Wednesday, October 18, 2017

Hold coins w/ nLocktime (or burn) as a source of price appreciation (via velocity theory of money)

post to HUSH chat:

Now I see we can't even charge HUSH fees for sending email because if the value increases a lot it will be too expensive. to email. Is it possible for the protocol to measure the swap rate between dollars and HUSH? If yes, then that seems to be a way you could charge say $0.0025 per tx output plus $0.000001 per tx byte . I'm allergic to blockchain bloat. You could burn 1/3 for price appreciation, send 1/3 to devs, and 1/3 to miners. If you don't burn HUSH (or enforcing holding times), what is the market incentive to increase its value if Zcash and other alts are going to attract most of the people seeking an anonymous store of value? There's a similar problem when spending HUSH for XHCP. How is XHCP automatically lowering in HUSH price so that you don't have to fork when HUSH increases 10x? Is burning some of that HUSH the only sure way to get market appreciation? Instead of burning in both cases you could require an nLocktime holding time to enforce the velocity theory of money. Previously I mentioned putting a locktime on the HUSH (for XHCP) before it can be spent, so devs can't spend it right away, giving a contuned work motivation just like stocks. But now I see it has a price appreciation effect. Dollars have value because they are being HELD in many places. It's not merely for savings, but as a requirement of doing business. But in a blockchain that is not being used to make purchases for goods or services in order to get other goods and services that have shipping and production times, there is no hold time. True, XHCP is a service, but if this "gas" should have a constant value, then the exchange rate between it and HUSHJ should fluctuate and in doing so, it removes the incentive to hold HUSH. As a speculator, I would have to trust the devs to hold their HUSH. That trust seems to be the primary source of objective (aka real aka justified) price appreciation.
Are there coins requiring a hold time on transactions as a source of price appreciation? I previously described making receivers also hold HUSH in order to receive but that seems to make it complicated without benefit. In this simpler holding time scheme, the sender would be required to send an amount of HUSH (determined by dollar or commodity basket exchange rate) with a locktime on it to himself.

Sunday, October 15, 2017

Smoothing coin release rate for bitcoin


If a coin wants to implement a continuous reward adjustment to give the same number of coins released as the same rate as bitcoin use:

C/block = 69.3*(0.5)^(-height/210,000)

But to implement it in an an existing coin, it takes a little more work to find a solution:

The halving events in BTC seem absurb in being such a powerful step function. Due to rounding error and trying to keep the same quantity of satoshis emitted every 4 years, it takes some effort to find a formula that exactly ends in 1/2 as many coins per block after 4 years (210,000 blocks) and gives the exact same number of Satoshis in those 4 years. Here's what I came up with.

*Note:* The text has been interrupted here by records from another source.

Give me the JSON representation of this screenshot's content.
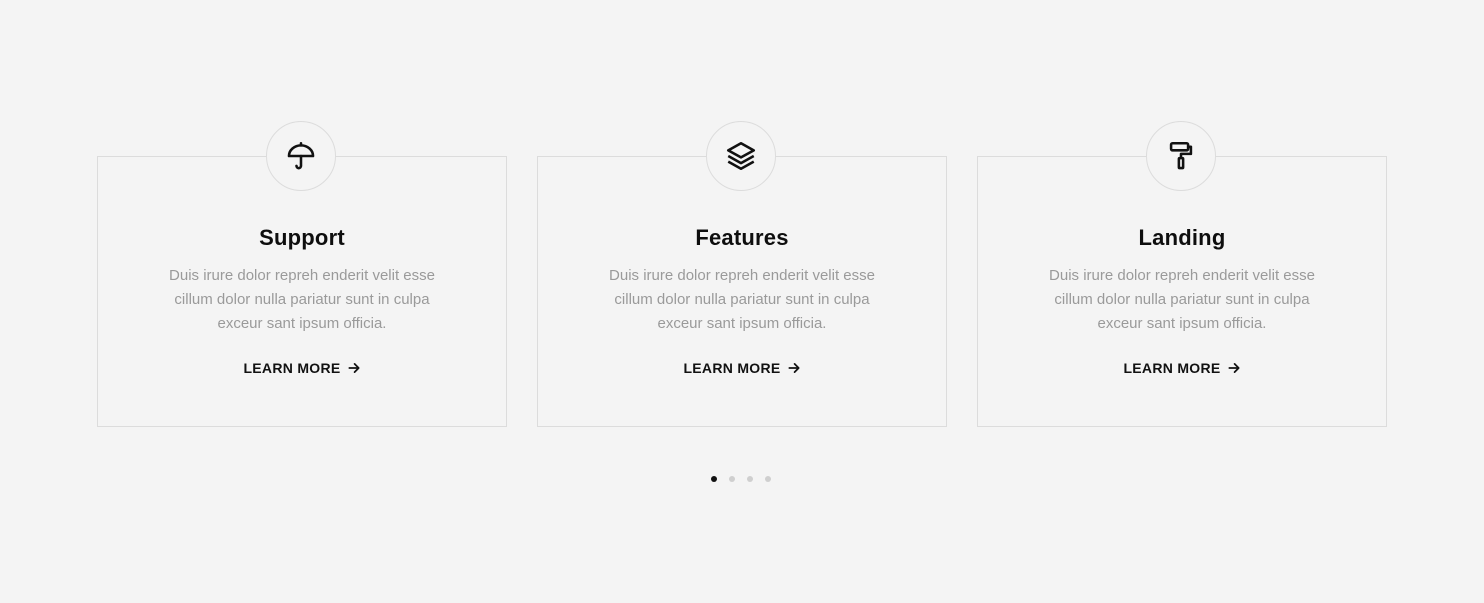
{
  "cards": [
    {
      "icon": "umbrella-icon",
      "title": "Support",
      "text": "Duis irure dolor repreh enderit velit esse cillum dolor nulla pariatur sunt in culpa exceur sant ipsum officia.",
      "link_label": "LEARN MORE"
    },
    {
      "icon": "layers-icon",
      "title": "Features",
      "text": "Duis irure dolor repreh enderit velit esse cillum dolor nulla pariatur sunt in culpa exceur sant ipsum officia.",
      "link_label": "LEARN MORE"
    },
    {
      "icon": "paint-roller-icon",
      "title": "Landing",
      "text": "Duis irure dolor repreh enderit velit esse cillum dolor nulla pariatur sunt in culpa exceur sant ipsum officia.",
      "link_label": "LEARN MORE"
    }
  ],
  "pagination": {
    "total": 4,
    "active": 1
  },
  "colors": {
    "background": "#f4f4f4",
    "border": "#dcdcdc",
    "title": "#0e0e0e",
    "body_text": "#9a9a9a",
    "dot_inactive": "#cfcfcf",
    "dot_active": "#111111"
  }
}
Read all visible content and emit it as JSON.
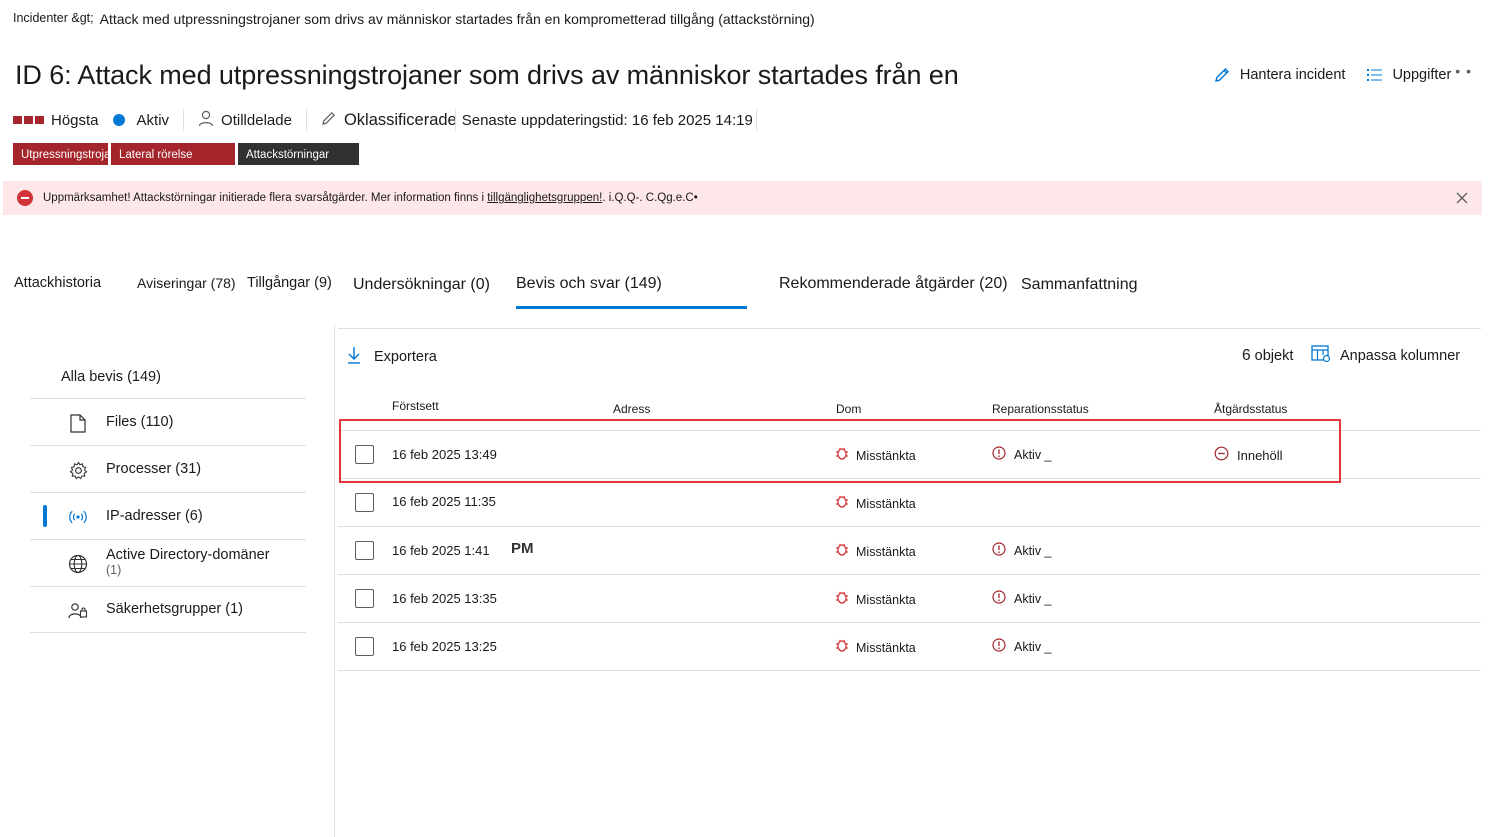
{
  "breadcrumb": {
    "root": "Incidenter &gt;",
    "current": "Attack med utpressningstrojaner som drivs av människor startades från en komprometterad tillgång (attackstörning)"
  },
  "page_title": "ID 6: Attack med utpressningstrojaner som drivs av människor startades från en",
  "header_actions": {
    "manage": "Hantera incident",
    "tasks": "Uppgifter",
    "more": "• •"
  },
  "meta": {
    "severity": "Högsta",
    "status": "Aktiv",
    "assigned": "Otilldelade",
    "classification": "Oklassificerade",
    "last_update": "Senaste uppdateringstid: 16 feb 2025 14:19"
  },
  "tags": [
    "Utpressningstrojan",
    "Lateral rörelse",
    "Attackstörningar"
  ],
  "alert": {
    "text": "Uppmärksamhet! Attackstörningar initierade flera svarsåtgärder. Mer information finns i ",
    "link": "tillgänglighetsgruppen!",
    "tail": ". i.Q.Q-. C.Qg.e.C•"
  },
  "tabs": [
    "Attackhistoria",
    "Aviseringar (78)",
    "Tillgångar (9)",
    "Undersökningar (0)",
    "Bevis och svar (149)",
    "Rekommenderade åtgärder (20)",
    "Sammanfattning"
  ],
  "left_nav": {
    "all": "Alla bevis (149)",
    "items": [
      {
        "label": "Files (110)",
        "icon": "file-icon"
      },
      {
        "label": "Processer (31)",
        "icon": "gear-icon"
      },
      {
        "label": "IP-adresser (6)",
        "icon": "broadcast-icon"
      },
      {
        "label": "Active Directory-domäner",
        "sub": "(1)",
        "icon": "globe-icon"
      },
      {
        "label": "Säkerhetsgrupper (1)",
        "icon": "group-icon"
      }
    ]
  },
  "toolbar": {
    "export": "Exportera",
    "count_num": "6",
    "count_label": "objekt",
    "customize": "Anpassa kolumner"
  },
  "columns": [
    "Förstsett",
    "Adress",
    "Dom",
    "Reparationsstatus",
    "Åtgärdsstatus"
  ],
  "rows": [
    {
      "first_seen": "16 feb 2025 13:49",
      "extra": "",
      "verdict": "Misstänkta",
      "remediation": "Aktiv _",
      "action": "Innehöll"
    },
    {
      "first_seen": "16 feb 2025 11:35",
      "extra": "",
      "verdict": "Misstänkta",
      "remediation": "",
      "action": ""
    },
    {
      "first_seen": "16 feb 2025 1:41",
      "extra": "PM",
      "verdict": "Misstänkta",
      "remediation": "Aktiv _",
      "action": ""
    },
    {
      "first_seen": "16 feb 2025 13:35",
      "extra": "",
      "verdict": "Misstänkta",
      "remediation": "Aktiv _",
      "action": ""
    },
    {
      "first_seen": "16 feb 2025 13:25",
      "extra": "",
      "verdict": "Misstänkta",
      "remediation": "Aktiv _",
      "action": ""
    }
  ],
  "colors": {
    "accent": "#0078d4",
    "severity": "#a4262c",
    "alert_bg": "#fde7e9",
    "highlight": "#e03a3e"
  }
}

Once every 4 hours, starting half-way into a halving event, set coins awarded to

BTC=C*int(1E8*A*B^(N/8750))/1E8

where

C = number of coins supposed to be emitted in this halving event.
A = 1.072026880076
B = 0.46636556
N = blocks after the 1/2-way point, up to 8750 when N goes back to 1 and C is cut in half.

8750 is 4 years' worth of 4-hour periods. I didn't like 5, 7, or 10 hours because it is not a multiple of a day. 2 hours would have been harder to check in excel, having 2*8750 adjustment per halving. Other options were not an integer number of blocks. I guess 8 hours is an option.

I guess it could be improved to not have to reset C and N every 4 years.

I believe there is a starting point that is better in the sense that it results in a simpler equation that is good for all time, like ln(2) = 0.693 into a halving event or maybe 1/e into it or 1/e before the end.